High-Level programming of graphics hardware to increase performance of electromagnetics simulation
Univ. of Mississippi, Oxford
IEEE Antennas and Propagation Society International Symposium, pp. 5925-5928, 2007
@conference{woolsey2007high,
title={High-level programming of graphics hardware to increase performance of electromagnetics simulation},
author={Woolsey, M. and Hutchcraft, W.E. and Gordon, R.K.},
booktitle={Antennas and Propagation Society International Symposium, 2007 IEEE},
pages={5925–5928},
year={2007},
organization={IEEE}
}
Modern graphics processing units (GPU’s) utilize a programmable parallel pipeline architecture to render complex scenes onto a two-dimensional screen.
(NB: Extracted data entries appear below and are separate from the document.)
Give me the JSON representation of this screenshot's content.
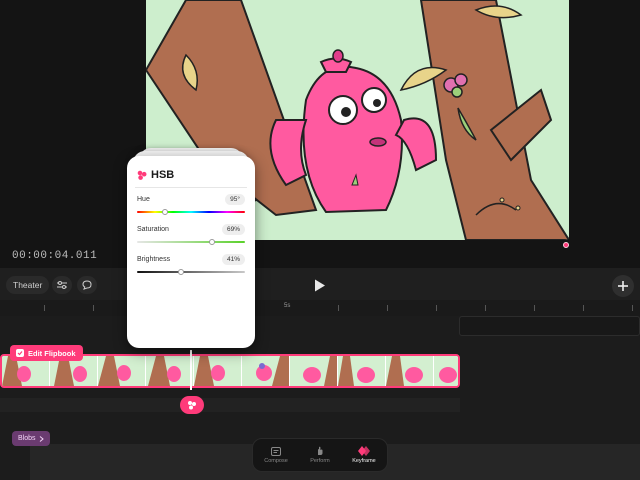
{
  "timecode": "00:00:04.011",
  "toolbar": {
    "theater_label": "Theater",
    "sliders_icon": "sliders-icon",
    "comment_icon": "comment-icon",
    "play_icon": "play-icon",
    "add_icon": "plus-icon"
  },
  "ruler": {
    "label": "5s"
  },
  "flipbook": {
    "edit_label": "Edit Flipbook",
    "frame_count": 10
  },
  "layer_tag": {
    "label": "Blobs"
  },
  "hsb": {
    "title": "HSB",
    "rows": [
      {
        "label": "Hue",
        "value": "95°",
        "level": 0.26
      },
      {
        "label": "Saturation",
        "value": "69%",
        "level": 0.69
      },
      {
        "label": "Brightness",
        "value": "41%",
        "level": 0.41
      }
    ]
  },
  "modes": [
    {
      "label": "Compose",
      "icon": "compose-icon",
      "active": false
    },
    {
      "label": "Perform",
      "icon": "perform-icon",
      "active": false
    },
    {
      "label": "Keyframe",
      "icon": "keyframe-icon",
      "active": true
    }
  ],
  "colors": {
    "accent": "#ff3b7a",
    "artwork_bg": "#cdeecd",
    "tree": "#b06e50",
    "character": "#ff5aa0"
  }
}
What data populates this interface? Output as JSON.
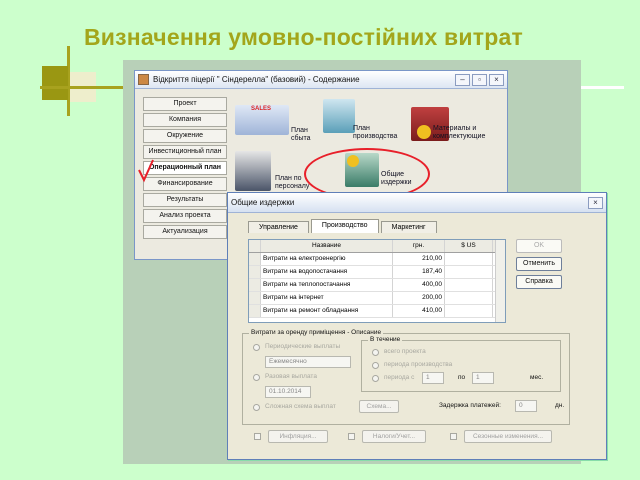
{
  "slide": {
    "title": "Визначення умовно-постійних витрат"
  },
  "window": {
    "title": "Відкриття піцерії \" Сіндерелла\" (базовий) - Содержание",
    "nav": [
      "Проект",
      "Компания",
      "Окружение",
      "Инвестиционный план",
      "Операционный план",
      "Финансирование",
      "Результаты",
      "Анализ проекта",
      "Актуализация"
    ],
    "active_nav": 4,
    "modules": {
      "sales_plan": "План сбыта",
      "production_plan": "План производства",
      "materials": "Материалы и комплектующие",
      "staff_plan": "План по персоналу",
      "overheads": "Общие издержки"
    },
    "sales_badge": "SALES"
  },
  "dialog": {
    "title": "Общие издержки",
    "tabs": [
      "Управление",
      "Производство",
      "Маркетинг"
    ],
    "active_tab": 1,
    "columns": [
      "Название",
      "грн.",
      "$ US"
    ],
    "rows": [
      {
        "name": "Витрати на електроенергію",
        "uah": "210,00",
        "usd": ""
      },
      {
        "name": "Витрати на водопостачання",
        "uah": "187,40",
        "usd": ""
      },
      {
        "name": "Витрати на теплопостачання",
        "uah": "400,00",
        "usd": ""
      },
      {
        "name": "Витрати на інтернет",
        "uah": "200,00",
        "usd": ""
      },
      {
        "name": "Витрати на ремонт обладнання",
        "uah": "410,00",
        "usd": ""
      }
    ],
    "buttons": {
      "ok": "OK",
      "cancel": "Отменить",
      "help": "Справка"
    },
    "description_group": "Витрати за оренду приміщення - Описание",
    "periodic": "Периодические выплаты",
    "period_value": "Ежемесячно",
    "one_time": "Разовая выплата",
    "date_value": "01.10.2014",
    "complex": "Сложная схема выплат",
    "scheme_btn": "Схема...",
    "during_group": "В течение",
    "whole_project": "всего проекта",
    "production_period": "периода производства",
    "period_from": "периода с",
    "from_value": "1",
    "to_label": "по",
    "to_value": "1",
    "months": "мес.",
    "delay_label": "Задержка платежей:",
    "delay_value": "0",
    "days": "дн.",
    "inflation_btn": "Инфляция...",
    "taxes_btn": "Налоги/Учет...",
    "seasonal_btn": "Сезонные изменения..."
  }
}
Rendering these scenes requires rasterization, texturing operations, and multiple stages of lighting operations. These processes are computationally intensive and must be performed near real-time in today’s gaming and workstation applications. These industries have driven the performance of GPU’s to exceed that of CPU’s in terms of operations per second. Much effort has been placed recently on harnessing the power of the GPU for general purpose computation. In this paper, Accelerator by Microsoft Research provides an interface to the GPU using a library of classes and functions in Microsoft C Sharp (C#). The performance of a GPU is compared to a traditional CPU routine in solving matrices generated by a finite element program.